In the field of personal finance, I could correctly guess 4 or 5 numbers and win the lottery. The solution space for this one isn't even that big, only 605=777 million (I wonder if the lucky numbers are intentional), but the importance is several orders of magnitude higher than picking a color scheme for my website while only being 1 order of magnitude harder to find.

Or take machine learning for instance. Nowadays, modern research labs spent millions training neural networks with their fancy computers. With the invention of backpropagation by Geoffrey Hinton in 1986, every school and company dropped anything computationally challenging they were working on (re: not webdev or IT) to figure out the fastest way to do matrix math really, really fast. The faster your model could multiply huge matrices of floating-point numbers together, the better/faster/stronger it could tell a dog from a cat or classify a 32x32 pixel image as a airplane, bird, etc.

Backpropagation left the machine learning community a method for tuning the matrices. As any high school/college kid interested in machine learning knows, the really hard part of machine learning that Geoffrey Hinton didn't solve is automagically importing data twiddling the matrix numbers to perfection sometime before the heat death of the universe.
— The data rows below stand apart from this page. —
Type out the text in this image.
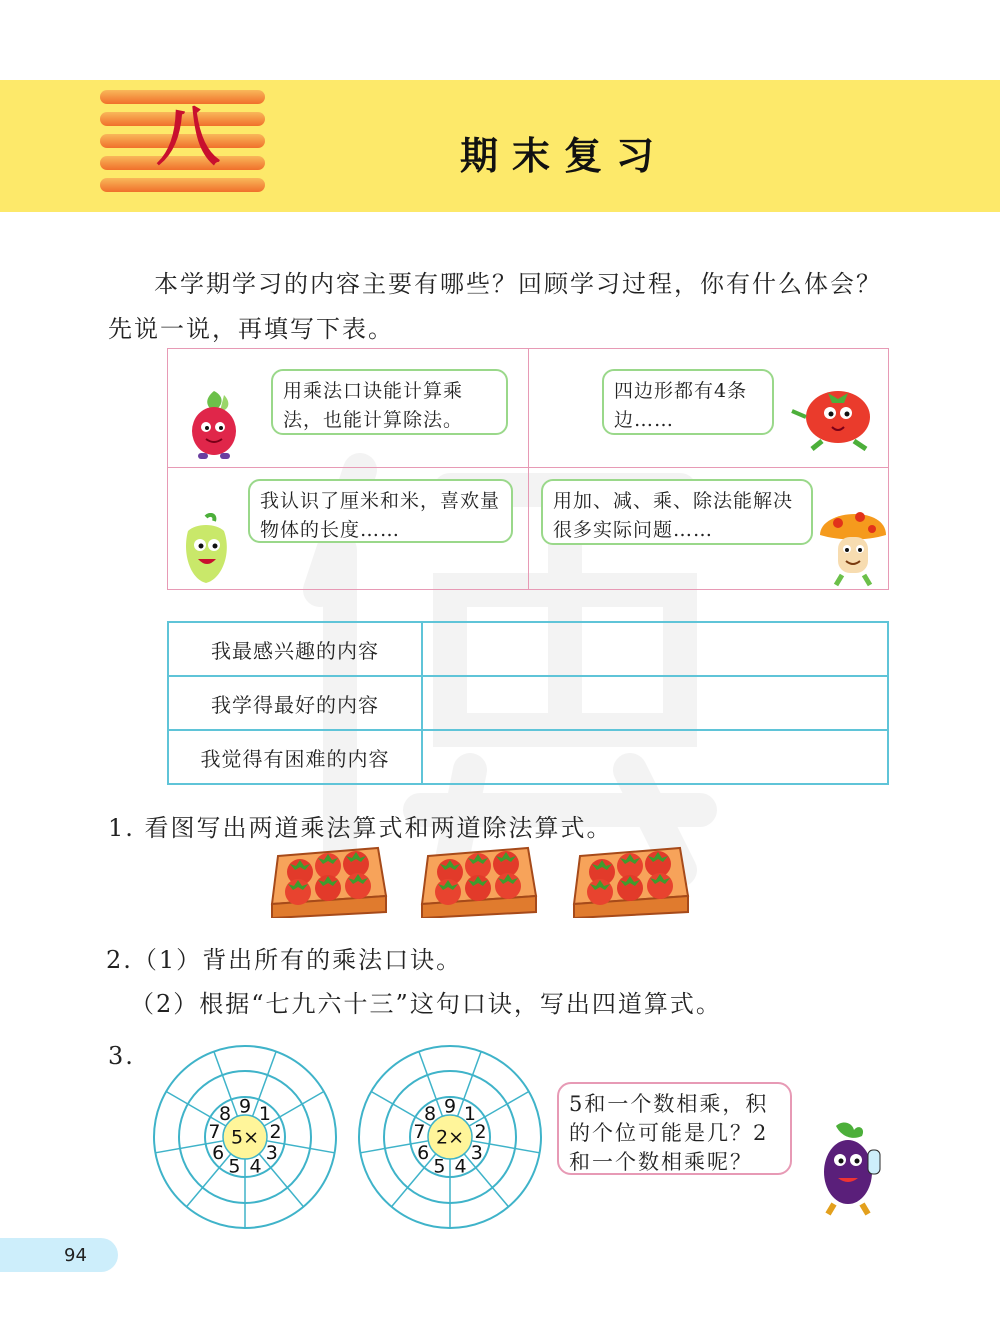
八	期末复习
本学期学习的内容主要有哪些？回顾学习过程，你有什么体会？先说一说，再填写下表。
用乘法口诀能计算乘法，也能计算除法。
四边形都有4条边……
我认识了厘米和米，喜欢量物体的长度……
用加、减、乘、除法能解决很多实际问题……
我最感兴趣的内容	
我学得最好的内容	
我觉得有困难的内容	
1. 看图写出两道乘法算式和两道除法算式。
2.（1）背出所有的乘法口诀。
（2）根据“七九六十三”这句口诀，写出四道算式。
3.
5×
9 1
2
3
4
5
6
7
8
2×
9 1
2
3
4
5
6
7
8	5和一个数相乘，积的个位可能是几？2和一个数相乘呢？
94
THAT'S why my neighbor at my first-year college dorm had multiple high-end graphics cards, not to play the Overwatch in 4K at 144Hz while their model is training. My jealousy of their dual 144Hz monitor gaming setup aside, finding the minimum in higher dimensions is HARD.

You think this is bad? Imagine how many bumps it has in the 500th dimension!!

Confronted with all this complexity from today's approach, I could just give up. Like an Amazon warehouse stocking inventory, I could just begin to guess values and randomly shove them into the matrices anywhere they fit. And, in one world out of many I will achieve a miracle: I will find the global minimum by raw chance. Now, there's no academic clout to be gained this way, and I wouldn't know how my matrices worked. But neither does any other ML researcher.

Then take a look at medical research. To find new medicines today, we just add random functional groups to an existing, working drug. To check if doing something random made the medicine more effective somehow, we give it to a bunch of rats, and if it works for them, a bunch of monkeys, and if it works for them, the humans that need it. The process takes millions of dollars and lots of time, and in the end we still don't know how the new drug works until some PhD student figures out the mechanism of action 20 years later.

Why does it matter? It's because I think it's sad that the lives of many experts today will be dedicated to finding the best way to guess at random numbers, with no need to understand how it all works once they've done it.